A Study on Process-hidden Rootkit Detection Mechanism in Cloud Service Environments

• Main Authors: Cheng-Hua Chi, 杞承樺
• Other Authors: Woei-Jiunn Tsaur
• Format: Others
• Language: zh-TW
• Published: 2013
• Online Access: http://ndltd.ncl.edu.tw/handle/37856256552890637490

碩士 === 大葉大學 === 資訊管理學系碩士班 === 101 === Since cloud service’s development becomes mature, the advantages of cloud service also give hackers easy way to create complicated and exquisite techniques of attacks. Rootkit always be used in these techniques and exquisite one is Trojan-based rootkits. In this rootkit-combined technique, “removing double linked list” and “using system services” are very hard to detect, which is why it always let users download data unconsciously and spread to contiguous systems and networks gradually by opening files. The way of attack is hiding to wait opportunities, and is controlled by a remote server. And pretends to be proper procedures or threads after conveying instructions, and steals important information by network transfer back to the attacker.

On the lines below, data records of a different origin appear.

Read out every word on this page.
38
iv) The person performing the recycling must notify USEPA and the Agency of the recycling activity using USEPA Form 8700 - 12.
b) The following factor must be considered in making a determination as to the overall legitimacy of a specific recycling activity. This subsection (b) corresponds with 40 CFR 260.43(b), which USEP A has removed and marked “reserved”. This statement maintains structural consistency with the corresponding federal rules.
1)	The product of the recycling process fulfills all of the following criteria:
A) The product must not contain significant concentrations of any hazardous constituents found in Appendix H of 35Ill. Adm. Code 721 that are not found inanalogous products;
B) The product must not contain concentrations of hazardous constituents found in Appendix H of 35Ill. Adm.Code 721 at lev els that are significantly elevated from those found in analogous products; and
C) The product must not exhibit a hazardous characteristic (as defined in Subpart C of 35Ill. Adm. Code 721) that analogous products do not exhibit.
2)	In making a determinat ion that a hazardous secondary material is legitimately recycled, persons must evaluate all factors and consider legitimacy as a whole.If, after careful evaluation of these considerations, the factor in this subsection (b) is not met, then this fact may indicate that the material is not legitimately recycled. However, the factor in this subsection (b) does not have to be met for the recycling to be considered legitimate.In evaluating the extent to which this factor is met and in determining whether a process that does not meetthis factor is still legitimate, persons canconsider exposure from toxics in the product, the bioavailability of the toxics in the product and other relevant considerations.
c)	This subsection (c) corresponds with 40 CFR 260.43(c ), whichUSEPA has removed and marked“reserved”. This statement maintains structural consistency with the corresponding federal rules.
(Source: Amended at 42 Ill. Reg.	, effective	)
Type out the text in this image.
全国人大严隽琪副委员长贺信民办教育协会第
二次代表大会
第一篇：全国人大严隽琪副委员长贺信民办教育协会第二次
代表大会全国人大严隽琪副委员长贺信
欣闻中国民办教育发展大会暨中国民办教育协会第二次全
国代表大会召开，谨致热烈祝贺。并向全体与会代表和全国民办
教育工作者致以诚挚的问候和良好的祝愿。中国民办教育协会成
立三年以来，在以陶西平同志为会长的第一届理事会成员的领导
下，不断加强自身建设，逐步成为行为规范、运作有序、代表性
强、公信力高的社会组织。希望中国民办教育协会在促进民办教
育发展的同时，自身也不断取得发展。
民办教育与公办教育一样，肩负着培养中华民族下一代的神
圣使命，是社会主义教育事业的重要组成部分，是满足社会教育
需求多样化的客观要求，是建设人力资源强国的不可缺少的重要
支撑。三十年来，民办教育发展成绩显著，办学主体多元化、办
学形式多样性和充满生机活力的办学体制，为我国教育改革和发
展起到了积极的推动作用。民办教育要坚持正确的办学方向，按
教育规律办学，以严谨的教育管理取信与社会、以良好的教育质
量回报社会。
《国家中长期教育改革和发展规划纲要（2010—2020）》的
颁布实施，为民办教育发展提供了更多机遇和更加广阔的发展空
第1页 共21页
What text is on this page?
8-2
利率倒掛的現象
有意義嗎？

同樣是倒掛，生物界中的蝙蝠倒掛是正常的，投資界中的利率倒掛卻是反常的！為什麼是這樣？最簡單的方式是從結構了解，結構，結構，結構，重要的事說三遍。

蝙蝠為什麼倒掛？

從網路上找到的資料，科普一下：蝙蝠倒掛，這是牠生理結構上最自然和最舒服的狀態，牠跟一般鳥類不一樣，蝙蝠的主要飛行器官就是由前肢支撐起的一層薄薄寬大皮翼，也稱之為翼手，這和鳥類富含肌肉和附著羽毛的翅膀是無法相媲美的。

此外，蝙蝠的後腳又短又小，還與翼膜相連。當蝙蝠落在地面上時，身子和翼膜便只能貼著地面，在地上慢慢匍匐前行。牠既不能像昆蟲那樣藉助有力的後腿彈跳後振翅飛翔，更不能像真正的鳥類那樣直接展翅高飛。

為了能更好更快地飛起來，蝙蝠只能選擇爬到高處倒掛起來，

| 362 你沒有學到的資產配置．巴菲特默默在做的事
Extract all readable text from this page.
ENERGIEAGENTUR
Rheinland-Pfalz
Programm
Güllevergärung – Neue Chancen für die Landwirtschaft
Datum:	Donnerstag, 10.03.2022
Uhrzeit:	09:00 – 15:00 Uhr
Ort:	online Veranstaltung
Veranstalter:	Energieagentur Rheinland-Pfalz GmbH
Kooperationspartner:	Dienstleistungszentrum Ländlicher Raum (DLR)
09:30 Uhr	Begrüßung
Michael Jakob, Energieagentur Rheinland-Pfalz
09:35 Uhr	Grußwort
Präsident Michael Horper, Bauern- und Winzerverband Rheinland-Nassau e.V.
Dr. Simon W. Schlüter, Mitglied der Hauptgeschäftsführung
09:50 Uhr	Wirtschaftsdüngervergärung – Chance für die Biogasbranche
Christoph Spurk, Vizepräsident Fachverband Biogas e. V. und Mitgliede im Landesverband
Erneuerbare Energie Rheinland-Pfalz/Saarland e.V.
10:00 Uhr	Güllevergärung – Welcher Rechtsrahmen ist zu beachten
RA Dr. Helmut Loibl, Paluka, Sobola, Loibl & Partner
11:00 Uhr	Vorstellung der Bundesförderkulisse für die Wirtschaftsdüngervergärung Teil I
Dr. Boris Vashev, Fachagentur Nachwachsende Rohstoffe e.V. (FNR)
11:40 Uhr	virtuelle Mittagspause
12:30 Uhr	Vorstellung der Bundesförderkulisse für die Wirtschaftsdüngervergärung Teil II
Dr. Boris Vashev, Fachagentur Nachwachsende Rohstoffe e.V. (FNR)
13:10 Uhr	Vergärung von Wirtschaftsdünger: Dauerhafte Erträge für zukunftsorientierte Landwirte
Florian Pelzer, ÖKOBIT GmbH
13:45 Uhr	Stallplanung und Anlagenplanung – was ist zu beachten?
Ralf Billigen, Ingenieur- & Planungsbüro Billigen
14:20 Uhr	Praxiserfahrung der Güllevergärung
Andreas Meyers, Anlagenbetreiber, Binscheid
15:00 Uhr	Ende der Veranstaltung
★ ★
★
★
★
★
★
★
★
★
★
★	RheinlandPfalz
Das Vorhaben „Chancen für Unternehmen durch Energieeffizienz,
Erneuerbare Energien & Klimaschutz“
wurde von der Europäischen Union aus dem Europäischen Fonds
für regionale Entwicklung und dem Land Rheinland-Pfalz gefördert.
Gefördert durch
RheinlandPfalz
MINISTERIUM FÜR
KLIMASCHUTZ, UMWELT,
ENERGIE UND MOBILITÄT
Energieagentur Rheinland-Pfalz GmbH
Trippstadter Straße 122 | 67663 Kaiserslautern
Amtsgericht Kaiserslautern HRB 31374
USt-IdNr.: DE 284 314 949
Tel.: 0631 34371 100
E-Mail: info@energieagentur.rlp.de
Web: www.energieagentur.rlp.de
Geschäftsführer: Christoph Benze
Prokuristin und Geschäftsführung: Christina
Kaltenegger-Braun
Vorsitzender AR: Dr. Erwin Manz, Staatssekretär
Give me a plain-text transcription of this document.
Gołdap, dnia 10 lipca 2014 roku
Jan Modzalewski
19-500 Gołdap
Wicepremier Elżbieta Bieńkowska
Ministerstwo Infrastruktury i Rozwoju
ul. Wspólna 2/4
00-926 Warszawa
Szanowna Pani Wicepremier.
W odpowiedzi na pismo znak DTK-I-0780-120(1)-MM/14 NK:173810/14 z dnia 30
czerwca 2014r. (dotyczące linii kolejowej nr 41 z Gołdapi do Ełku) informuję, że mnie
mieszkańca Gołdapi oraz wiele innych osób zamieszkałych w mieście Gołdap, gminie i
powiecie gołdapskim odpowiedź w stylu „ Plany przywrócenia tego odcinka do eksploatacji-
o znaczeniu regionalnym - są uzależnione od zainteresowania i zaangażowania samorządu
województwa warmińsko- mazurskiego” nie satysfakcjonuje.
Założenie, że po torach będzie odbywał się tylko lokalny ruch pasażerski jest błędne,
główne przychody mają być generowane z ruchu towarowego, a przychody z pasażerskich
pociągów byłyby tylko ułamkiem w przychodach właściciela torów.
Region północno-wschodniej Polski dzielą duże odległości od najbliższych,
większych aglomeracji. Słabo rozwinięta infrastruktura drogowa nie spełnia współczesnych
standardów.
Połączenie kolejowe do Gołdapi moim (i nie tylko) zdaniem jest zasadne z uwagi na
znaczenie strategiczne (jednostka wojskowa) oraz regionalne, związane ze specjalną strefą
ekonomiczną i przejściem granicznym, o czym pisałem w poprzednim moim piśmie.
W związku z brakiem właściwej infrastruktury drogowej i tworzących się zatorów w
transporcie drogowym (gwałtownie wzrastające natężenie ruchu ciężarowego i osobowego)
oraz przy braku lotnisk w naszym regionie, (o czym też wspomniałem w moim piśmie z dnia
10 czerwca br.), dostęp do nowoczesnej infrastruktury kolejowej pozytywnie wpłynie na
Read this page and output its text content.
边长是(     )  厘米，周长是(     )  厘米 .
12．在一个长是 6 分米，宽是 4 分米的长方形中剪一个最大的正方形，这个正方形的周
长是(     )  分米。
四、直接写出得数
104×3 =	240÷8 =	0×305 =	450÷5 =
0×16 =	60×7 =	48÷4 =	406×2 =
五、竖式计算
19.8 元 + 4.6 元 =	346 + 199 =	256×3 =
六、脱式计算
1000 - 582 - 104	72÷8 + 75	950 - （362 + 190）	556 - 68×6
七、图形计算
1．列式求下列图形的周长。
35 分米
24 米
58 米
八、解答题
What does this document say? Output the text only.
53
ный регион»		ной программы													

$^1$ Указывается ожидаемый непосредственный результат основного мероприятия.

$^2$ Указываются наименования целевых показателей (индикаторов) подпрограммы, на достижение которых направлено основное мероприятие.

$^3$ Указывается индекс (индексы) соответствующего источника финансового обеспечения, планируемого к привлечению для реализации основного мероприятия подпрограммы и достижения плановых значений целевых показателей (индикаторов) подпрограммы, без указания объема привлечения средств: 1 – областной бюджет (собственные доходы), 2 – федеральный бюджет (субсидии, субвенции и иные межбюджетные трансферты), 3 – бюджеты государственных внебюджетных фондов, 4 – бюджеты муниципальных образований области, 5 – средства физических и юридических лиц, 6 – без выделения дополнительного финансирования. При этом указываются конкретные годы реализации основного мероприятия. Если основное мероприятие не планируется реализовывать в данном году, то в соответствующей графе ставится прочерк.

The above-mentioned trick is called the technique of “APT” (Advanced Persistent Threat) which becomes a big menace to cloud services. Although famous anti-virus software can detect process-hidden rootkits, they still cannot work when confronting to mixed rootkits. Therefore, this research will develop a mechanism for detecting process-hidden rootkits in cloud operating systems to avoid APT attacks on clouds, which can effectively detect mixed rootkits of “removing double linked list” and “using system services”. Moreover, the proposed mechanism can help anti-virus software and cloud systems service provider develop a complete protection mechanism against rootkit attacks.